With networks pushing C7 measurement and Nielsen's making multiscreen
numbers available, how will the measurement issue play out in this upfront?
Geraci:
It's really too late at this point to get a
significant number of advertisers on board a C7 metric for this
upfront, and for a certain number of them, full C7 will never be an option for
the entirety of a flight or campaign. Nielsen's online measurement, and an
improved multi-platform assessment will certainly play a role in the
marketplace going forward long-term, regardless of the agreements made in this
year's upfront.

Gordon: This is
all about accountability. Every dollar needs to work harder, and every dollar
is held accountable to deliver against a campaign objective-to make the
register ring. But how can we be truly accountable if we don't have better
estimates of the audience viewing our commercials? Our clients are asking for
accurate measurement of their creative messages across platform on a more
granular basis than ever before. Media owners offering that level of
accountability will see their share of budgets increase.

Nitti: Non-C3
metrics make sense for certain advertisers but certainly not the large
majority, so where they make sense, we are open to having the conversation. The
bigger question is how we are going to be able to accurately measure the
contributions to viewership beyond the linear screen and online video. The
growth in mobile, over-the-top, tablet and VOD are all eating away at C3
numbers, and until we are able to aggregate them all together, we can't paint
the full picture of viewership. Affinity and passion for video content is
stronger than ever, but traditional measurement doesn't tell that story. Nielsen
and ComScore can capture some of this through OCR [online campaign ratings],
XCR [cross-platform campaign ratings] and vCE [validated campaign essentials],
respectively, but we are still lacking with respect to mobile, tablet and set-top
box VOD...we are committed to pushing as an industry and being a part of an
expedient solution.

Richman:
Measurement and data have always played a role in the upfronts. But this year
in particular it's more acute as big data-in both volume and velocity-becomes
as talked about as big hits. Neither C7 nor Nielsen will be the deciding factor
concerning where the money flows unless networks make it one. What will be more
interesting is where this leads in the years to come as we move beyond average
commercial ratings to brand-specific commercial ratings and real-time data. At
that point, we'll see the upfront truly evolve to support business goals with more
precision.

Merrifield: C7
is a pure artificial inflation of supply and a masking of paying more for less.
I see no upside for my clients to jump to a metric in which a few shows see a
bump. The next industry measurement innovation is against ROI, and target
optimization.
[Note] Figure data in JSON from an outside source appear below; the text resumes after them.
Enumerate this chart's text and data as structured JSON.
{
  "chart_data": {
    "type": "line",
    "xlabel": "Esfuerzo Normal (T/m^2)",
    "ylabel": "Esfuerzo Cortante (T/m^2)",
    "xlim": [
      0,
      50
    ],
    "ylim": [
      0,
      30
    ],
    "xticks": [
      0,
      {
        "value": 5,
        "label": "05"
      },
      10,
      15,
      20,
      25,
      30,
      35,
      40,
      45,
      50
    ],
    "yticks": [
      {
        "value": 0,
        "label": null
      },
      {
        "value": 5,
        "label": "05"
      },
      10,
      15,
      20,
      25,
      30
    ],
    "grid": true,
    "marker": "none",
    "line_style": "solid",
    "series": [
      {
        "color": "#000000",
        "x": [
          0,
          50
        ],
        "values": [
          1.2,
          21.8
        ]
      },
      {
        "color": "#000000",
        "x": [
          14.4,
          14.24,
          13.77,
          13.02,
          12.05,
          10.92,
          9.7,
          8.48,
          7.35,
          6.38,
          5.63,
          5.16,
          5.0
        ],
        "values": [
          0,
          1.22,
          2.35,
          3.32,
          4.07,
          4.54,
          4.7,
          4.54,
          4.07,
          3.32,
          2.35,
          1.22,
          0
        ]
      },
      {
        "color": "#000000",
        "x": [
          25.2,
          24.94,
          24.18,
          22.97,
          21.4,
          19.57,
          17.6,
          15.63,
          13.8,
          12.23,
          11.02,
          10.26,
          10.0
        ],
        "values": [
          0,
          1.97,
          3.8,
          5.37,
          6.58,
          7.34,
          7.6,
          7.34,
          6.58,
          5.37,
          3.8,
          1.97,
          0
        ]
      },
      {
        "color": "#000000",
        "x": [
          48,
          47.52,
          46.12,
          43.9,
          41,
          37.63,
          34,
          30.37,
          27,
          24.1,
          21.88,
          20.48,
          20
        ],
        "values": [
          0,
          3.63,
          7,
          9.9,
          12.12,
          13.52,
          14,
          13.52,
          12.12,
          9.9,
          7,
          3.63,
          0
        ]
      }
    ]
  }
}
I see no benefit to C7 for my clients or the industry; we need to
move in collaboration, if monetization of all screens is truly the goal.

Silkworth: It is
a hot topic, but in my opinion not something that is as simple a solution as
moving from C3 to C7. The marketplace has changed since the move to C3: yes,
higher DVR penetration, but also a greater appetite for accountability and
measurement outside of just additional days of DVR viewing. It is also
important to note that not all networks are impacted by time shifting to the
same degree. For example, the largest Spanish-language network, which is often
the solid No. 4 broadcast network regardless of language, is almost DVR-proof.